If so, the plaintiff should have desisted from alighting; and his failure so to desist was contributory negligence.

As pertinent to the question of contributory negligence on the part of the plaintiff in this case the following circumstances
are to be noted: The company's platform was constructed upon a level higher than that of the roadbed and the surrounding
ground. The distance from the steps of the car to the spot where the alighting passenger would place his feet on the platform was
thus reduced, thereby decreasing the risk incident to stepping off. The nature of the platform, constructed as it was of cement
material, also assured to the passenger a stable and even surface on which to alight. Furthermore, the plaintiff was possessed of
the vigor and agility of young manhood, and it was by no means so risky for him to get off while the train was yet moving as the
same act would have been in an aged or feeble person. In determining the question of contributory negligence in performing such
act that is to say, whether the passenger acted prudently or recklessly the age, sex, and physical condition of the passenger
are circumstances necessarily affecting the safety of the passenger, and should be considered. Women, it has been observed, as a
general rule are less capable than men of alighting with safety under such conditions, as the nature of their wearing apparel
obstructs the free movement of the limbs. Again, it may be noted that the place was perfectly familiar to the plaintiff as it was his
daily custom to get on and of the train at this station. There could, therefore, be no uncertainty in his mind with regard either to
the length of the step which he was required to take or the character of the platform where he was alighting. Our conclusion is
that the conduct of the plaintiff in undertaking to alight while the train was yet slightly under way was not characterized by
imprudence and that therefore he was not guilty of contributory negligence.
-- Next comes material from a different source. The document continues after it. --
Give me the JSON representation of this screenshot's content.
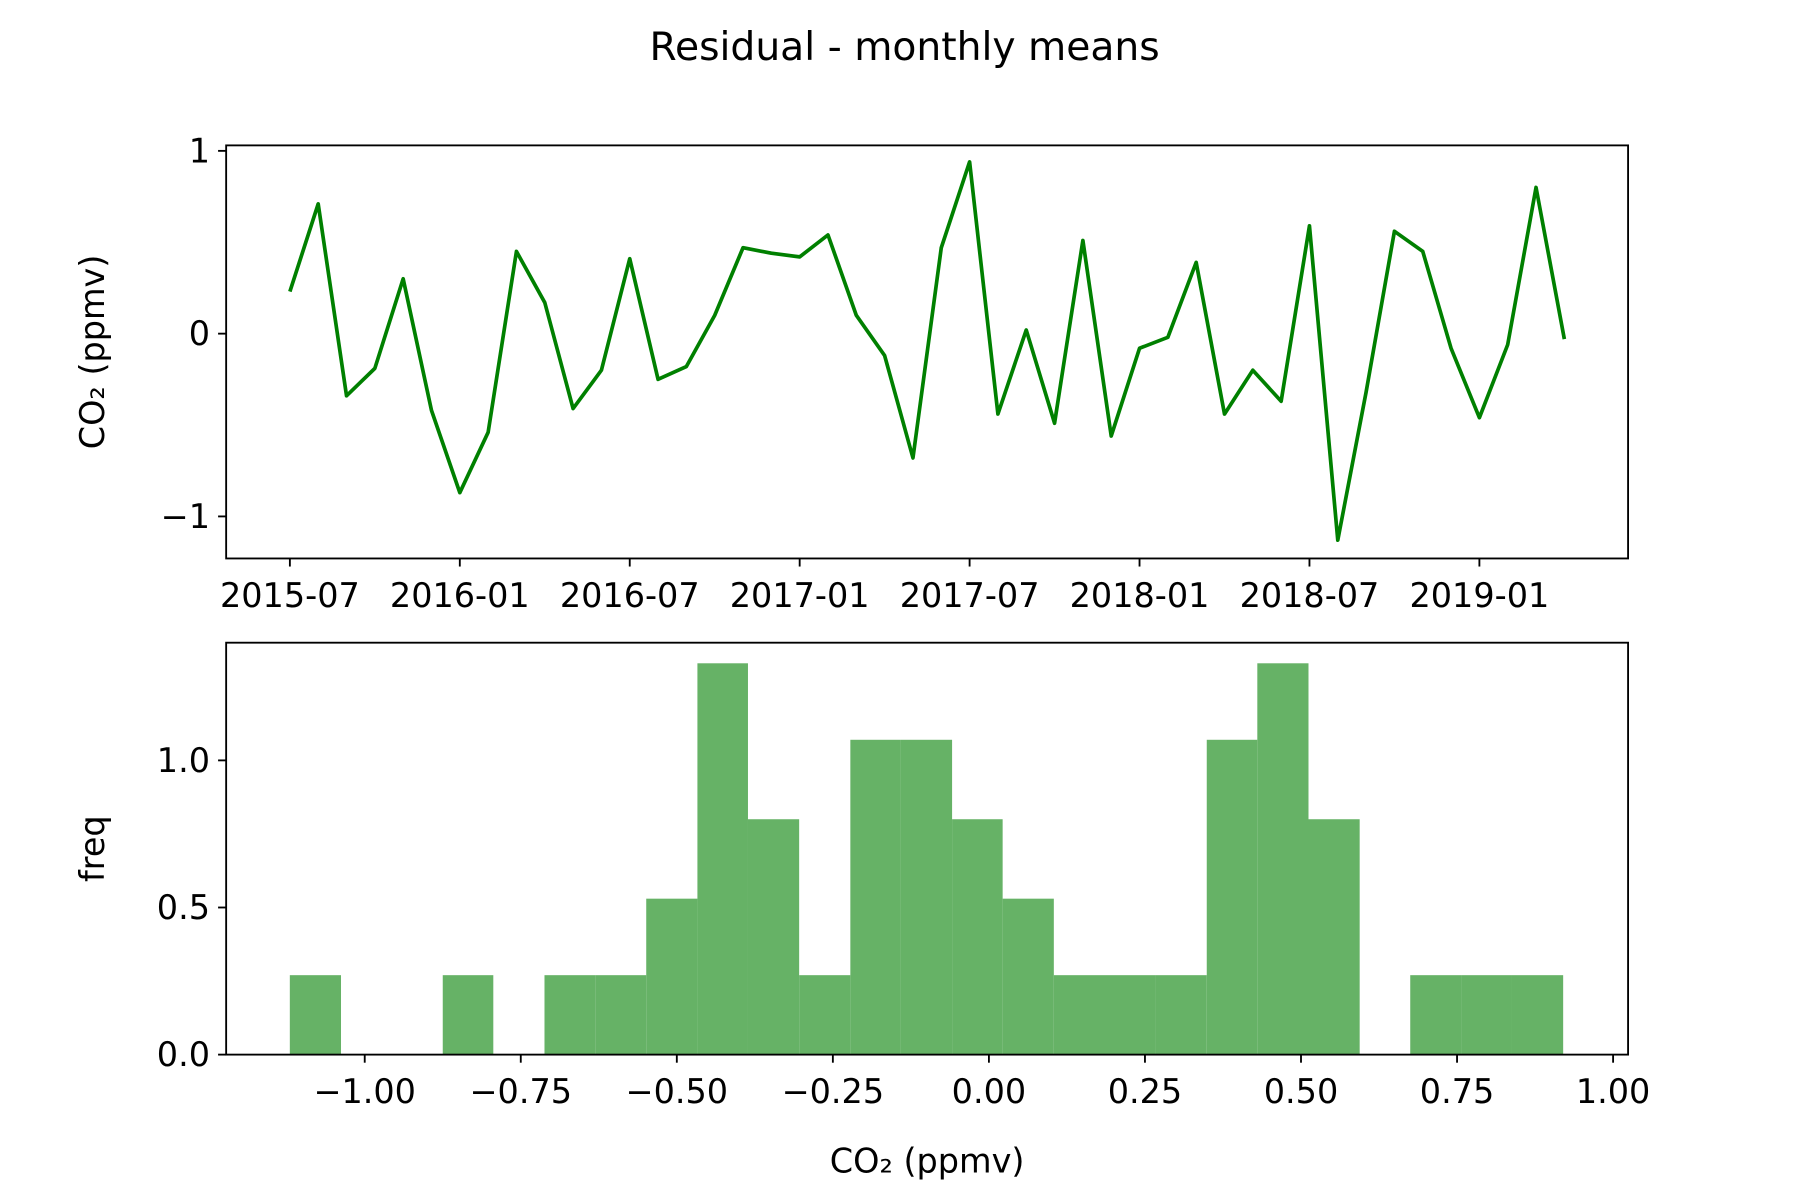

The evidence shows that the plaintiff, at the time of the accident, was earning P25 a month as a copyist clerk, and that the
injuries he has suffered have permanently disabled him from continuing that employment. Defendant has not shown that any
other gainful occupation is open to plaintiff. His expectancy of life, according to the standard mortality tables, is approximately
thirty-three years. We are of the opinion that a fair compensation for the damage suffered by him for his permanent disability is
the sum of P2,500, and that he is also entitled to recover of defendant the additional sum of P790.25 for medical attention,
hospital services, and other incidental expenditures connected with the treatment of his injuries.

DISPOSITION The decision of lower court is reversed, and judgment is hereby rendered plaintiff for the sum of P3,290.25, and
for the costs of both instances. So ordered.